Interview par Julie Sitaud, Anouk Gohier, Claire Babok (étudiantes de Sciences Po)
1/8 Un mot pour se définir : Aventurière
Prudence Bayonne se désigne comme étant aventurière: “j’ai beaucoup voyagé. Je raffole des découvertes de destinations lointaines”. Pour elle, s’éloigner et “découvrir l’aventure de la vie” était nécessaire, surtout pour “sortir de sa zone de confort. “Pourquoi pas se confronter à une réelle difficulté, et partir dans un pays anglophone toute seule?” nous explique-t-elle. En partant au Sénégal pour 45 jours avec le programme IMPOWER de YAKA cet été, elle voulait “tester ses capacités” parce que “quand on reste assis sur ses acquis on ne sait pas jusqu’où on pourrait aller”.
2/8 “Une pierre à l’édifice”
Si elle devait expliquer la démarche de son expérience, elle le formulerait selon cette métaphore. ’“Je suis en train de poser ma pierre à l’édifice”, en effet, ayant vécu chez les habitants, elle à participé à la “mis[e] en place [d’] ateliers avec les jeunes du village”, et notamment des ateliers sur l’entrepreneuriat. Selon Prudence, “[sa] pierre à l’édifice serait le fait de se sentir utile de façon concrète”. Elle a pu construire des liens forts, et “cette amitié [avec les habitants] s’est construite autour de la volonté de faire évoluer le village” sur le plan social, le plan économique, avec des exemples très concrets mais révélateurs du potentiel du village, qui offrent de réelles opportunités aux femmes du village: “on a conçu un produit, par exemple un sac à base de sac à patates”.

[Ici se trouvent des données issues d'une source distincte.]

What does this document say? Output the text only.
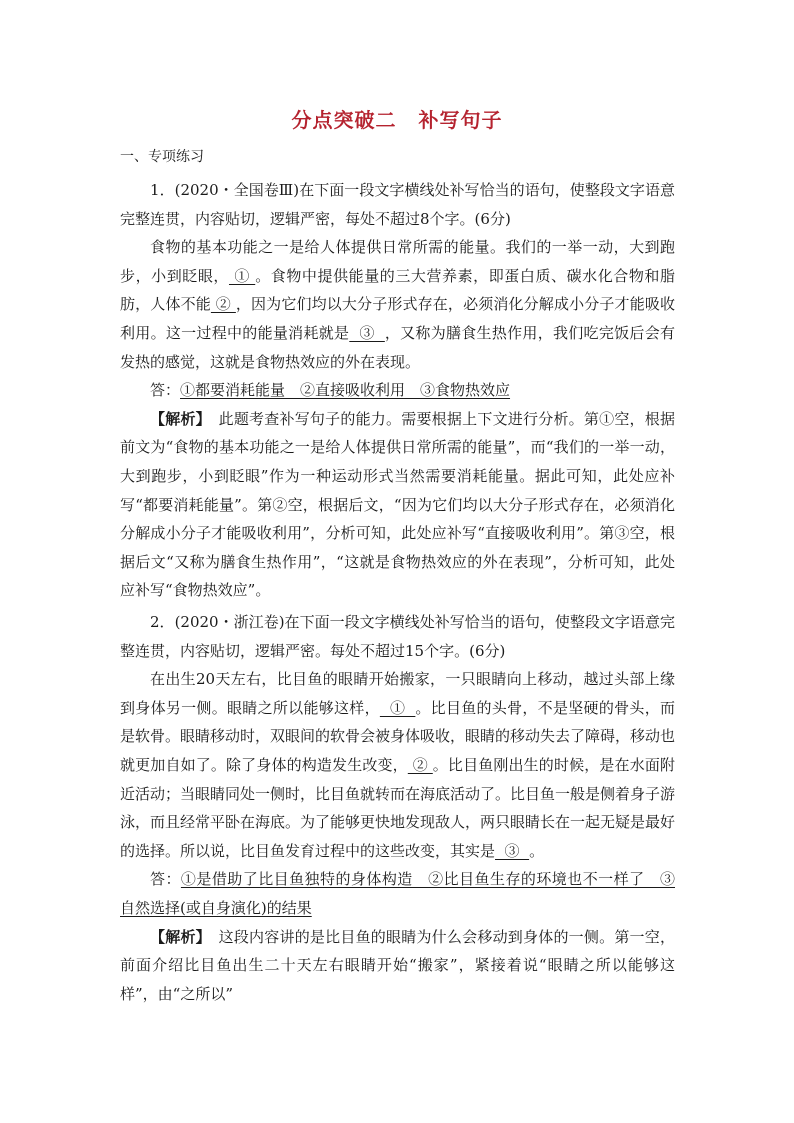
分点突破二 补写句子
一、专项练习

1．(2020・全国卷Ⅲ)在下面一段文字横线处补写恰当的语句，使整段文字语意完整连贯，内容贴切，逻辑严密，每处不超过8个字。(6分)

食物的基本功能之一是给人体提供日常所需的能量。我们的一举一动，大到跑步，小到眨眼， ① 。食物中提供能量的三大营养素，即蛋白质、碳水化合物和脂肪，人体不能 ② ，因为它们均以大分子形式存在，必须消化分解成小分子才能吸收利用。这一过程中的能量消耗就是  ③  ，又称为膳食生热作用，我们吃完饭后会有发热的感觉，这就是食物热效应的外在表现。

答：①都要消耗能量　②直接吸收利用　③食物热效应

【解析】　此题考查补写句子的能力。需要根据上下文进行分析。第①空，根据前文为“食物的基本功能之一是给人体提供日常所需的能量”，而“我们的一举一动，大到跑步，小到眨眼”作为一种运动形式当然需要消耗能量。据此可知，此处应补写“都要消耗能量”。第②空，根据后文，“因为它们均以大分子形式存在，必须消化分解成小分子才能吸收利用”，分析可知，此处应补写“直接吸收利用”。第③空，根据后文“又称为膳食生热作用”，“这就是食物热效应的外在表现”，分析可知，此处应补写“食物热效应”。

2．(2020・浙江卷)在下面一段文字横线处补写恰当的语句，使整段文字语意完整连贯，内容贴切，逻辑严密。每处不超过15个字。(6分)

在出生20天左右，比目鱼的眼睛开始搬家，一只眼睛向上移动，越过头部上缘到身体另一侧。眼睛之所以能够这样，  ①  。比目鱼的头骨，不是坚硬的骨头，而是软骨。眼睛移动时，双眼间的软骨会被身体吸收，眼睛的移动失去了障碍，移动也就更加自如了。除了身体的构造发生改变， ② 。比目鱼刚出生的时候，是在水面附近活动；当眼睛同处一侧时，比目鱼就转而在海底活动了。比目鱼一般是侧着身子游泳，而且经常平卧在海底。为了能够更快地发现敌人，两只眼睛长在一起无疑是最好的选择。所以说，比目鱼发育过程中的这些改变，其实是  ③  。

答：①是借助了比目鱼独特的身体构造　②比目鱼生存的环境也不一样了　③自然选择(或自身演化)的结果

【解析】　这段内容讲的是比目鱼的眼睛为什么会移动到身体的一侧。第一空，前面介绍比目鱼出生二十天左右眼睛开始“搬家”，紧接着说“眼睛之所以能够这样”，由“之所以”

3/8 “S’aider soi-même en aidant les autres”
Prudence Bayonne nous raconte également comment cette expérience constitue un challenge pour elle. “Avant d’intégrer YAKA, je manquais cruellement de confiance en moi” explique la jeune fille. Ainsi, ce voyage “c’était aussi une façon de [s]e prouver [qu’elle] pouvai[t] poursuivre un projet de A à Z, rencontrer des gens, étoffer [sa] culture personnelle, et voyager aussi”. Selon l’expression consacrée qu’elle nous rappelle, “les voyages sont ce qui forme la jeunesse”. Pour elle, les doutes étaient néanmoins présents au moment du départ: “Avant de partir, je me demandais si je pouvais intéresser des personnes en France avec ce projet, et si j’étais capable de nouer des relations avec les locaux pour qu’on reste en contact”. Mais une fois lancée, elle n’a plus hésité car “c’est vraiment un partenariat main dans la main”.
Si le départ fut un challenge, l’expérience a eu beaucoup d’impact sur la vie de Prudence.

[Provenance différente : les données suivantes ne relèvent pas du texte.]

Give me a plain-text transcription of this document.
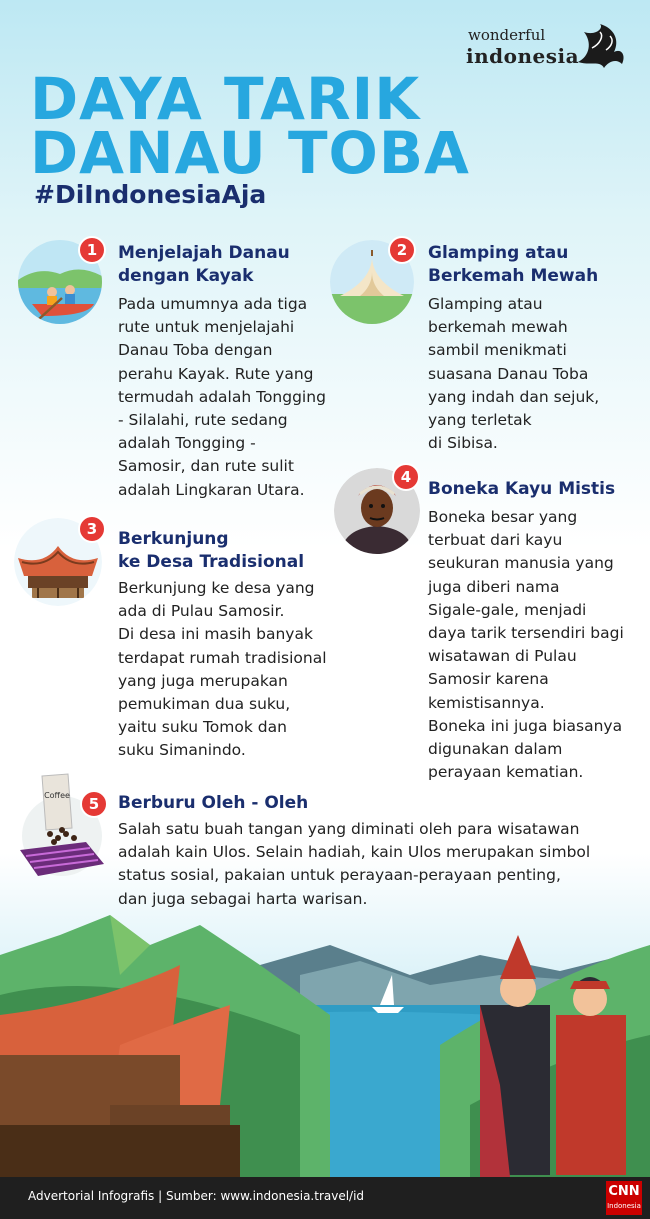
wonderful
indonesia
DAYA TARIK
DANAU TOBA
#DiIndonesiaAja
1	Menjelajah Danau
dengan Kayak
Pada umumnya ada tiga
rute untuk menjelajahi
Danau Toba dengan
perahu Kayak. Rute yang
termudah adalah Tongging
- Silalahi, rute sedang
adalah Tongging -
Samosir, dan rute sulit
adalah Lingkaran Utara.
2	Glamping atau
Berkemah Mewah
Glamping atau
berkemah mewah
sambil menikmati
suasana Danau Toba
yang indah dan sejuk,
yang terletak
di Sibisa.
3	Berkunjung
ke Desa Tradisional
Berkunjung ke desa yang
ada di Pulau Samosir.
Di desa ini masih banyak
terdapat rumah tradisional
yang juga merupakan
pemukiman dua suku,
yaitu suku Tomok dan
suku Simanindo.
4
Boneka Kayu Mistis
Boneka besar yang
terbuat dari kayu
seukuran manusia yang
juga diberi nama
Sigale-gale, menjadi
daya tarik tersendiri bagi
wisatawan di Pulau
Samosir karena
kemistisannya.
Boneka ini juga biasanya
digunakan dalam
perayaan kematian.
Coffee	5	Berburu Oleh - Oleh
Salah satu buah tangan yang diminati oleh para wisatawan
adalah kain Ulos. Selain hadiah, kain Ulos merupakan simbol
status sosial, pakaian untuk perayaan-perayaan penting,
dan juga sebagai harta warisan.
Advertorial Infografis | Sumber: www.indonesia.travel/id	CNN
Indonesia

“Je garderai en mémoire le fait que grâce à mon voyage au Sénégal, j’ai arrêté de me maquiller”, car une fois là-bas nous dit-elle, elle a su comprendre qu’il est important d’apprendre à accepter que la vision qu’on a ne doit pas forcément plaire aux autres”. A Soussane, toute fraîchement arrivée, elle fut confrontée à un premier choc lorsqu’on lui dit “Nous ce qu’on regarde c’est ta personne, pas ton visage”, une phrase qui lui est restée en mémoire.

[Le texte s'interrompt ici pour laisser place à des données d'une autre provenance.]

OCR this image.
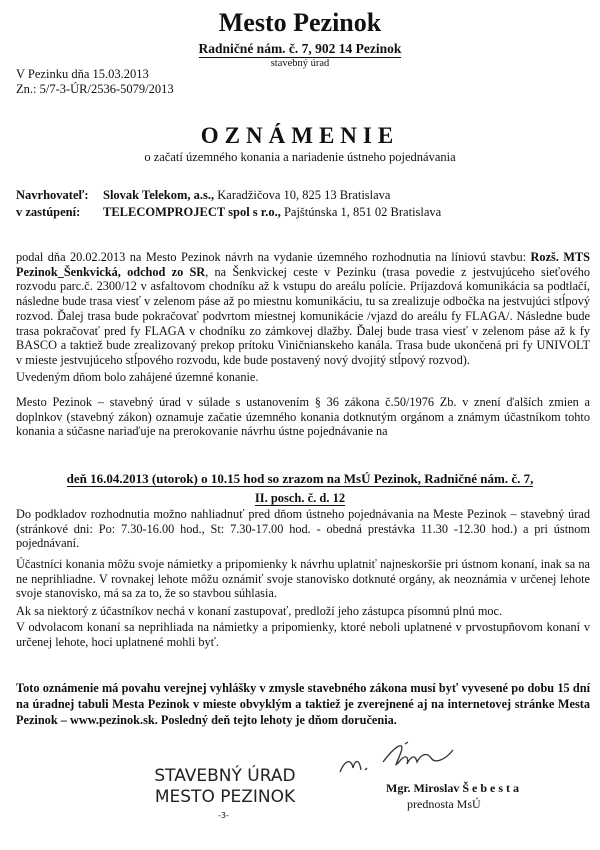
Mesto Pezinok
Radničné nám. č. 7, 902 14 Pezinok
stavebný úrad
V Pezinku dňa 15.03.2013
Zn.: 5/7-3-ÚR/2536-5079/2013
OZNÁMENIE
o začatí územného konania a nariadenie ústneho pojednávania
Navrhovateľ: Slovak Telekom, a.s., Karadžičova 10, 825 13 Bratislava
v zastúpení: TELECOMPROJECT spol s r.o., Pajštúnska 1, 851 02 Bratislava
podal dňa 20.02.2013 na Mesto Pezinok návrh na vydanie územného rozhodnutia na líniovú stavbu: Rozš. MTS Pezinok_Šenkvická, odchod zo SR, na Šenkvickej ceste v Pezinku (trasa povedie z jestvujúceho sieťového rozvodu parc.č. 2300/12 v asfaltovom chodníku až k vstupu do areálu polície. Príjazdová komunikácia sa podtlačí, následne bude trasa viesť v zelenom páse až po miestnu komunikáciu, tu sa zrealizuje odbočka na jestvujúci stĺpový rozvod. Ďalej trasa bude pokračovať podvrtom miestnej komunikácie /vjazd do areálu fy FLAGA/. Následne bude trasa pokračovať pred fy FLAGA v chodníku zo zámkovej dlažby. Ďalej bude trasa viesť v zelenom páse až k fy BASCO a taktiež bude zrealizovaný prekop prítoku Viničnianskeho kanála. Trasa bude ukončená pri fy UNIVOLT v mieste jestvujúceho stĺpového rozvodu, kde bude postavený nový dvojitý stĺpový rozvod).
Uvedeným dňom bolo zahájené územné konanie.
Mesto Pezinok – stavebný úrad v súlade s ustanovením § 36 zákona č.50/1976 Zb. v znení ďalších zmien a doplnkov (stavebný zákon) oznamuje začatie územného konania dotknutým orgánom a známym účastníkom tohto konania a súčasne nariaďuje na prerokovanie návrhu ústne pojednávanie na
deň 16.04.2013 (utorok) o 10.15 hod so zrazom na MsÚ Pezinok, Radničné nám. č. 7,
II. posch. č. d. 12
Do podkladov rozhodnutia možno nahliadnuť pred dňom ústneho pojednávania na Meste Pezinok – stavebný úrad (stránkové dni: Po: 7.30-16.00 hod., St: 7.30-17.00 hod. - obedná prestávka 11.30 -12.30 hod.) a pri ústnom pojednávaní.
Účastníci konania môžu svoje námietky a pripomienky k návrhu uplatniť najneskoršie pri ústnom konaní, inak sa na ne neprihliadne. V rovnakej lehote môžu oznámiť svoje stanovisko dotknuté orgány, ak neoznámia v určenej lehote svoje stanovisko, má sa za to, že so stavbou súhlasia.
Ak sa niektorý z účastníkov nechá v konaní zastupovať, predloží jeho zástupca písomnú plnú moc.
V odvolacom konaní sa neprihliada na námietky a pripomienky, ktoré neboli uplatnené v prvostupňovom konaní v určenej lehote, hoci uplatnené mohli byť.
Toto oznámenie má povahu verejnej vyhlášky v zmysle stavebného zákona musí byť vyvesené po dobu 15 dní na úradnej tabuli Mesta Pezinok v mieste obvyklým a taktiež je zverejnené aj na internetovej stránke Mesta Pezinok – www.pezinok.sk. Posledný deň tejto lehoty je dňom doručenia.
STAVEBNÝ ÚRAD
MESTO PEZINOK
-3-
Mgr. Miroslav Š e b e s t a
prednosta MsÚ
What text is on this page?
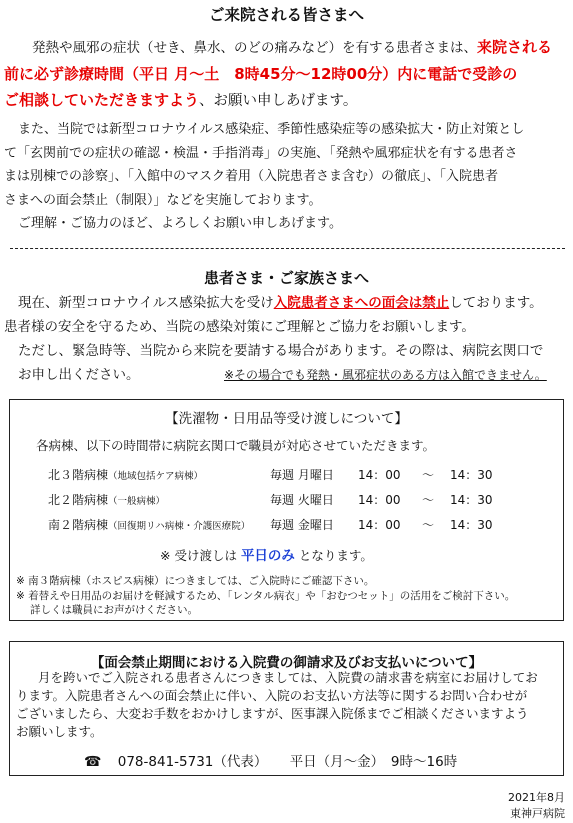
ご来院される皆さまへ
発熱や風邪の症状（せき、鼻水、のどの痛みなど）を有する患者さまは、来院される
前に必ず診療時間（平日 月～土　8時45分～12時00分）内に電話で受診の
ご相談していただきますよう、お願い申しあげます。
また、当院では新型コロナウイルス感染症、季節性感染症等の感染拡大・防止対策とし
て「玄関前での症状の確認・検温・手指消毒」の実施、「発熱や風邪症状を有する患者さ
まは別棟での診察」、「入館中のマスク着用（入院患者さま含む）の徹底」、「入院患者
さまへの面会禁止（制限）」などを実施しております。
ご理解・ご協力のほど、よろしくお願い申しあげます。
患者さま・ご家族さまへ
現在、新型コロナウイルス感染拡大を受け入院患者さまへの面会は禁止しております。
患者様の安全を守るため、当院の感染対策にご理解とご協力をお願いします。
ただし、緊急時等、当院から来院を要請する場合があります。その際は、病院玄関口で
お申し出ください。	※その場合でも発熱・風邪症状のある方は入館できません。
【洗濯物・日用品等受け渡しについて】
各病棟、以下の時間帯に病院玄関口で職員が対応させていただきます。
北３階病棟（地域包括ケア病棟）	毎週 月曜日 14：00 ～ 14：30
北２階病棟（一般病棟）	毎週 火曜日 14：00 ～ 14：30
南２階病棟（回復期リハ病棟・介護医療院） 毎週 金曜日 14：00 ～ 14：30
※ 受け渡しは 平日のみ となります。
※ 南３階病棟（ホスピス病棟）につきましては、ご入院時にご確認下さい。
※ 着替えや日用品のお届けを軽減するため、「レンタル病衣」や「おむつセット」の活用をご検討下さい。
詳しくは職員にお声がけください。
【面会禁止期間における入院費の御請求及びお支払いについて】
月を跨いでご入院される患者さんにつきましては、入院費の請求書を病室にお届けしてお
ります。入院患者さんへの面会禁止に伴い、入院のお支払い方法等に関するお問い合わせが
ございましたら、大変お手数をおかけしますが、医事課入院係までご相談くださいますよう
お願いします。
☎ 078-841-5731（代表） 平日（月～金）　9時～16時
2021年8月
東神戸病院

4/8 Acteurs du changement!
Voilà comment Prudence Bayonne caractériserait le programme IMPOWER, dont la vocation est de “former à la solidarité internationale”. Ce programme a également un impact sur chacun particulièrement important nous explique Prudence, “l’individu doit prendre conscience de ses capacités, de sa possibilité de pouvoir agir pour la communauté”. Les multiples ateliers sur le développement personnel permettent à chacun de “mieux appréhender le travail en groupe”, et pourtant Prudence confie qu’“au départ, [elle a] eu un petit peu de mal à [s]e faire entendre, car [elle était] entourée de personnes avec de fortes personnalités”.
Pour Prudence, “la phase du voyage a été la plus puissante, on en apprend beaucoup sur soi-même”. Elle qui recommanderait le programme sans hésitation confie qu’“il y a certaines personnes qu’[elle n’aurait] jamais abordé, parce qu’[ils viennent] de milieux sociaux différents”, mais que le point commun qu’ils partageaient tous était “cette volonté de potentiellement devenir un acteur du changement”.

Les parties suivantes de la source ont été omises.